Digital humanities project will explore annotations in early modern books

JHU's Sheridan Libraries partners with Princeton, University College London

Brian Shields / July 11, 2014 Posted in Arts+Culture Tagged sheridan libraries, rare books, earle havens, digital research and curation center

Lodovico Guicciardini, Detti, et fatti piacevoli et gravi, di diversi principi filosofi, et cortigiani (Venice, 1571), Folger Shakespeare Library

The Johns Hopkins University's Sheridan Libraries, in partnership with University College London's Centre for Editing Lives and Letters (CELL) and the Princeton University Library, have been awarded a $488,000 grant from the Andrew W. Mellon Foundation to implement "The Archaeology of Reading in Early Modern Europe."

This new digital humanities research initiative will explore historical reading practices through the lens of manuscript annotations preserved in early printed books.

Earle Havens, the curator of rare books and manuscripts at the Sheridan Libraries, is one of three principal investigators for this international research project.
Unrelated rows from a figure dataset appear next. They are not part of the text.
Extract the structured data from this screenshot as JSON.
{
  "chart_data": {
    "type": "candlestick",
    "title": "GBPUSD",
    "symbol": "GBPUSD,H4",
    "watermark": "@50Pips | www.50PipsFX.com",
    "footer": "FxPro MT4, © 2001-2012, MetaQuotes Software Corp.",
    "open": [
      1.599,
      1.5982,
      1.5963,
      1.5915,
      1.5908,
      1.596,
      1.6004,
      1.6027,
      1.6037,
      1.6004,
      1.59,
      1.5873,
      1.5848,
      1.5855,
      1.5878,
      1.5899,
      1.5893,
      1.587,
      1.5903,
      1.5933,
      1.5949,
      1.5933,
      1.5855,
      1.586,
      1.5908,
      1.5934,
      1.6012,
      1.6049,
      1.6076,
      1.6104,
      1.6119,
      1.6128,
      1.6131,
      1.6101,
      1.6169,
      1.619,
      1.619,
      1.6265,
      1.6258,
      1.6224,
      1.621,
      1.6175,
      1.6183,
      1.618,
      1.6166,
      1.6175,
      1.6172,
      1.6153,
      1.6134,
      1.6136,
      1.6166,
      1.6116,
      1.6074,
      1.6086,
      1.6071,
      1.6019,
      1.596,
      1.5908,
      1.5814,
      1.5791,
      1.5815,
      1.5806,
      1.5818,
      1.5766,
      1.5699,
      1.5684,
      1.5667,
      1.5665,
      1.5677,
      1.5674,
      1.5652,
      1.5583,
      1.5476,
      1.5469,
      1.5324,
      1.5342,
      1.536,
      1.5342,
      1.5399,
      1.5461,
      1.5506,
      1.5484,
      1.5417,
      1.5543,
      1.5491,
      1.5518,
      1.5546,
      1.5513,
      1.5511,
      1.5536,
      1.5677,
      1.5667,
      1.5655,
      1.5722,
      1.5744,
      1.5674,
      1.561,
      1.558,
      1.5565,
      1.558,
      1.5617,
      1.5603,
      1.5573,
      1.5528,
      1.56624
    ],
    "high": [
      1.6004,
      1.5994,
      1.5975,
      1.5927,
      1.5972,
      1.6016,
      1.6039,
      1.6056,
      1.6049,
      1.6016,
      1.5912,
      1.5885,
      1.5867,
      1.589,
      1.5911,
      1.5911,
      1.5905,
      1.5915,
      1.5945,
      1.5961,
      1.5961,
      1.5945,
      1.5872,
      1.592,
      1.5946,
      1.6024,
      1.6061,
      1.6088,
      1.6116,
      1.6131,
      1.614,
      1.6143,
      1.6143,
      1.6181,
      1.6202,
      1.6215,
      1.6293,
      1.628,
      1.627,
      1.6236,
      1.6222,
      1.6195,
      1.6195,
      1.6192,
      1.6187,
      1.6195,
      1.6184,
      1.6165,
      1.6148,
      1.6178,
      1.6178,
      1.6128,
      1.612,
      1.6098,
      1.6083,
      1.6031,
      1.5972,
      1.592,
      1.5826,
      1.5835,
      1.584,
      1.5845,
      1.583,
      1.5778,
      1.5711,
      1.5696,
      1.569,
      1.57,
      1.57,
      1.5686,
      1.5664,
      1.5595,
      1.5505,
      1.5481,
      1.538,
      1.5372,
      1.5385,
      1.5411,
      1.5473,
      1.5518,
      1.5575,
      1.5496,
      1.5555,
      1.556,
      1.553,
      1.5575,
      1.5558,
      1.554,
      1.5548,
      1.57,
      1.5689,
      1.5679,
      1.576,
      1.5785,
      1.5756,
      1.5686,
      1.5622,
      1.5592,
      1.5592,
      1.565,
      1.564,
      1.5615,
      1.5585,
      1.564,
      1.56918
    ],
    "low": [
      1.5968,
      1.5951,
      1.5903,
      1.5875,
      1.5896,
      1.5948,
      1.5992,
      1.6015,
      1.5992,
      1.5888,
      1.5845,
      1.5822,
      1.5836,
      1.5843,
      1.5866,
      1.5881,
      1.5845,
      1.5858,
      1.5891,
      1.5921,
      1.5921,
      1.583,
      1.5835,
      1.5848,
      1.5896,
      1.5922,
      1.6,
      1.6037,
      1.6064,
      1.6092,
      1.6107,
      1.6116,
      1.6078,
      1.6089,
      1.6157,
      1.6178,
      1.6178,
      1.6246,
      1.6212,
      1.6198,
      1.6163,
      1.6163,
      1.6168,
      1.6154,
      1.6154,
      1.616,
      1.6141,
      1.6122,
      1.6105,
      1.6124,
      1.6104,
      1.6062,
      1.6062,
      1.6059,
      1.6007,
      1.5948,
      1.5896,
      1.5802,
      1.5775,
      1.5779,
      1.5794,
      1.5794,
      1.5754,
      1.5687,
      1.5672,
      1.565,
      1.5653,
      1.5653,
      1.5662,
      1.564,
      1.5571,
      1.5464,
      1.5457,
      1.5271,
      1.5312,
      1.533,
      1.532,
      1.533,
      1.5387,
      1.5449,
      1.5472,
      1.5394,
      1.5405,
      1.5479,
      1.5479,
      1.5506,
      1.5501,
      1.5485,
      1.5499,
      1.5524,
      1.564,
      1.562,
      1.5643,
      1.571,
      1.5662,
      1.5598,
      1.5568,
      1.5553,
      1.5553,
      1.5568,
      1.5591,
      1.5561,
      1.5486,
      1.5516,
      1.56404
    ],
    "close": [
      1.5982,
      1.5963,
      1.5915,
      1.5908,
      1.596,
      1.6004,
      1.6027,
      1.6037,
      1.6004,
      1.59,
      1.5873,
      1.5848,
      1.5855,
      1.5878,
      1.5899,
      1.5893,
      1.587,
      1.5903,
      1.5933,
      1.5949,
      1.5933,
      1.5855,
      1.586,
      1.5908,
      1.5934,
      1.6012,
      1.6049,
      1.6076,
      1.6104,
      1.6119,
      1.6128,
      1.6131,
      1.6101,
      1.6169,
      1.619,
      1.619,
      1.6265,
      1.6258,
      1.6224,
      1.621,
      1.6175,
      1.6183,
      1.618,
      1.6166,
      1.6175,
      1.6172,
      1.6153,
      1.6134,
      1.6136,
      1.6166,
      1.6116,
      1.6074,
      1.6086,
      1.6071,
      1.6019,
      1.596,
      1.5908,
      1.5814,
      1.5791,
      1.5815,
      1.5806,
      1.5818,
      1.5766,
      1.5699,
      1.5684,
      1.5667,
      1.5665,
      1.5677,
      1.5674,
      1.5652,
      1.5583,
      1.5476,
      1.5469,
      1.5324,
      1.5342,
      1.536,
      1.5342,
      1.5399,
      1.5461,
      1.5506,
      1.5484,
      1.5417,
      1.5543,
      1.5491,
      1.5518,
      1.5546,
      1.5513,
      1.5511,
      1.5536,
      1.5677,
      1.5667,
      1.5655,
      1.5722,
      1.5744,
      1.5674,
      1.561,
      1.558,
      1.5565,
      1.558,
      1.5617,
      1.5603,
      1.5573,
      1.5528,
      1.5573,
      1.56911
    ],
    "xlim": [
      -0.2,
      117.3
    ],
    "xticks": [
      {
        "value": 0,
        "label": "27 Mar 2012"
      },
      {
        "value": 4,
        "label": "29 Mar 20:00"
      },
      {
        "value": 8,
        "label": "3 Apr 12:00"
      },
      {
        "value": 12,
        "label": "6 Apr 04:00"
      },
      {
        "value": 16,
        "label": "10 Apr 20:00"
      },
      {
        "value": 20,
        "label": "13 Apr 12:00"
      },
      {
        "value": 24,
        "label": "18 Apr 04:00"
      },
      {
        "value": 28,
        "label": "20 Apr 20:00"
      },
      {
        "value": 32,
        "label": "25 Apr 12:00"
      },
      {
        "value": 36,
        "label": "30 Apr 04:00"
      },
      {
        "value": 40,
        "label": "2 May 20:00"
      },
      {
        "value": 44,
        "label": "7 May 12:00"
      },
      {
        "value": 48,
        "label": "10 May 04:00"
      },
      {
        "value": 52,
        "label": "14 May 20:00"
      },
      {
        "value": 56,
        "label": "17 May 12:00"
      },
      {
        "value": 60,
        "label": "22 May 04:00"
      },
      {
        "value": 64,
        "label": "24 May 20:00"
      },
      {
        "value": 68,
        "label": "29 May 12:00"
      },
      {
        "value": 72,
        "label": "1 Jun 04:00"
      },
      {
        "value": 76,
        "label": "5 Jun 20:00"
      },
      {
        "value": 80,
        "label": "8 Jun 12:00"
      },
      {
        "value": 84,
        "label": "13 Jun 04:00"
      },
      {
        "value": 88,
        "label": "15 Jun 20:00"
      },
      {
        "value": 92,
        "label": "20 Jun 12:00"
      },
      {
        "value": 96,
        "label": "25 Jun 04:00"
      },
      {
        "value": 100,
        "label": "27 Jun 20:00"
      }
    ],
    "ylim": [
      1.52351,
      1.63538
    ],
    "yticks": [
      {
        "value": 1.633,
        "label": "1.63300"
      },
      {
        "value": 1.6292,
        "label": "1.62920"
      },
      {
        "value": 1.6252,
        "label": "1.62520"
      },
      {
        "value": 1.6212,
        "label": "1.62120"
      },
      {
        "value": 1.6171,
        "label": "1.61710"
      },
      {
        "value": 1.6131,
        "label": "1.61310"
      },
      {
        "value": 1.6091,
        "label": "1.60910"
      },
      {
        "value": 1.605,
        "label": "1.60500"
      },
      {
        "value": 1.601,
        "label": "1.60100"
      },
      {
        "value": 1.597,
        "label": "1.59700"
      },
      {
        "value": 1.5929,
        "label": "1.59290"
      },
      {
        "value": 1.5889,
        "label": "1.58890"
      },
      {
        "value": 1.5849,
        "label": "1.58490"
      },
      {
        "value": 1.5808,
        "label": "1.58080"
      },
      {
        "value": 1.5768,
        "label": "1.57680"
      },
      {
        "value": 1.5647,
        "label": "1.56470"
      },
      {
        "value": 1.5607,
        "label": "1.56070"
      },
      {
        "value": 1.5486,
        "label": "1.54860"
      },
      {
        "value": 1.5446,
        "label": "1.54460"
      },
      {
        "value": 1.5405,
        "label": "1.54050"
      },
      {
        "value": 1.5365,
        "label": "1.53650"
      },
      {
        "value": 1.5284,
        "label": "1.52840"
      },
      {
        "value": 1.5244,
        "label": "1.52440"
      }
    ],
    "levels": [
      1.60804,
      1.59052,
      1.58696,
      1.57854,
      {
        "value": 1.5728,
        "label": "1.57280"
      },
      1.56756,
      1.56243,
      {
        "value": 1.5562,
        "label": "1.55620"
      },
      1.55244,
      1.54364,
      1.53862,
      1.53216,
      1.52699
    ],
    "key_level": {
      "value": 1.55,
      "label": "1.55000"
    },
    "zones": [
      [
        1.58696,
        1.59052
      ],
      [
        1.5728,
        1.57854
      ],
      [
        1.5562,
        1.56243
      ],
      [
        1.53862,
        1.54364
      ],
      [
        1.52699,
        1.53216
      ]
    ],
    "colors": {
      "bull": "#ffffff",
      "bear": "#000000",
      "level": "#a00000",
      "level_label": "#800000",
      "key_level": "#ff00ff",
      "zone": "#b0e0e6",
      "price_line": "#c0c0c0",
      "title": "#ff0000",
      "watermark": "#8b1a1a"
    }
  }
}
He will work closely with two of the world's leading scholars of the history of reading—Lisa Jardine, director of CELL at University College London; and Anthony Grafton of the Department of History at Princeton.

"We are extremely grateful to the Mellon Foundation for their support of research into this fascinating but underexplored part of history," said Winston Tabb, Sheridan Dean of University Libraries and Museums. "Renaissance readers left us a wealth of material to investigate. This kind of deep discovery work would not be possible without the combined expertise of an international team of humanists and technologists bringing a broad range of expertise together, and we look forward to sharing what they uncover with the world."

The project builds on several decades of humanistic research that has focused on the printing revolution of the 16th century and the widespread practice by active readers of leaving often dense, interpretive manuscript annotations in the margins (and between the lines) of the books they read. This diverse evidence of annotation provides a considerable range of unique and largely untapped research materials, which reveal that readers—much as users of the Internet today—adapted quickly to the technology of print: interacting intimately, dynamically, socially, and even virtually with texts.

"Reading these marginal notes gives us the chance to stand by the desks of Renaissance scholars and look over their shoulders while they work at their trade," Grafton said. "We can watch them read and respond to a vast range of books, tracing their thoughts and glimpsing the ways in which they used their scholarship to advise kings, ambassadors, and archbishops."

This body of primary source material is among the largest, least accessible, and most underutilized of original manuscript sources from the early modern period, owing to the fact that they are almost entirely uncataloged, or undercataloged, by major research collections throughout the world.

"There are so many parallels between our project and the digital world of information that we live in today," Havens said. "These notes reveal a largely unvarnished history of personal reading within the early modern historical moment. They also embody an active tradition of physically mapping and personalizing knowledge upon the printed page. The added practice of referencing and cross-referencing other works in these marginal annotations also allows us, like those early readers, to engage with the presence of 'virtual libraries' within the space of a single book."

The history of reading remains a rich area for research as scholars seek to better understand these reading habits and strategies, though it has remained a daunting task when conducted in a purely analog context, particularly with books that contain thousands of notes.

"This is an exciting moment," Jardine said. "We have been aware for some time of the unique importance of the copious annotations to be found in early modern books—marginal notes in ancient and modern languages tagged to printed passages, and cross-referenced to other notes and other books—but documenting and sharing them has largely defeated scholars. Only now with resources being developed within the digital humanities will we at last be able to do so."

By treating marginal annotations as large sets of data that can be mined and analyzed systematically in an electronic environment, the project team will create a corpus of important and representative annotated texts with searchable transcriptions and translations in order to begin to compare and fully analyze early modern reading by a number of dedicated Renaissance readers and annotators.

Over the next several years, the team will integrate the digital humanities expertise of CELL and of the Sheridan Libraries' Digital Research and Curation Center, as well as the collections of the Princeton University Library and other major repositories in the U.S., the U.K., and Europe. The initial phase of the project will focus on the transcription and translation of a select number of heavily annotated books, and the allied adaptation of the open-access Shared Canvas viewer to maximize user interaction with these complex, composite early modern texts through a publicly available website.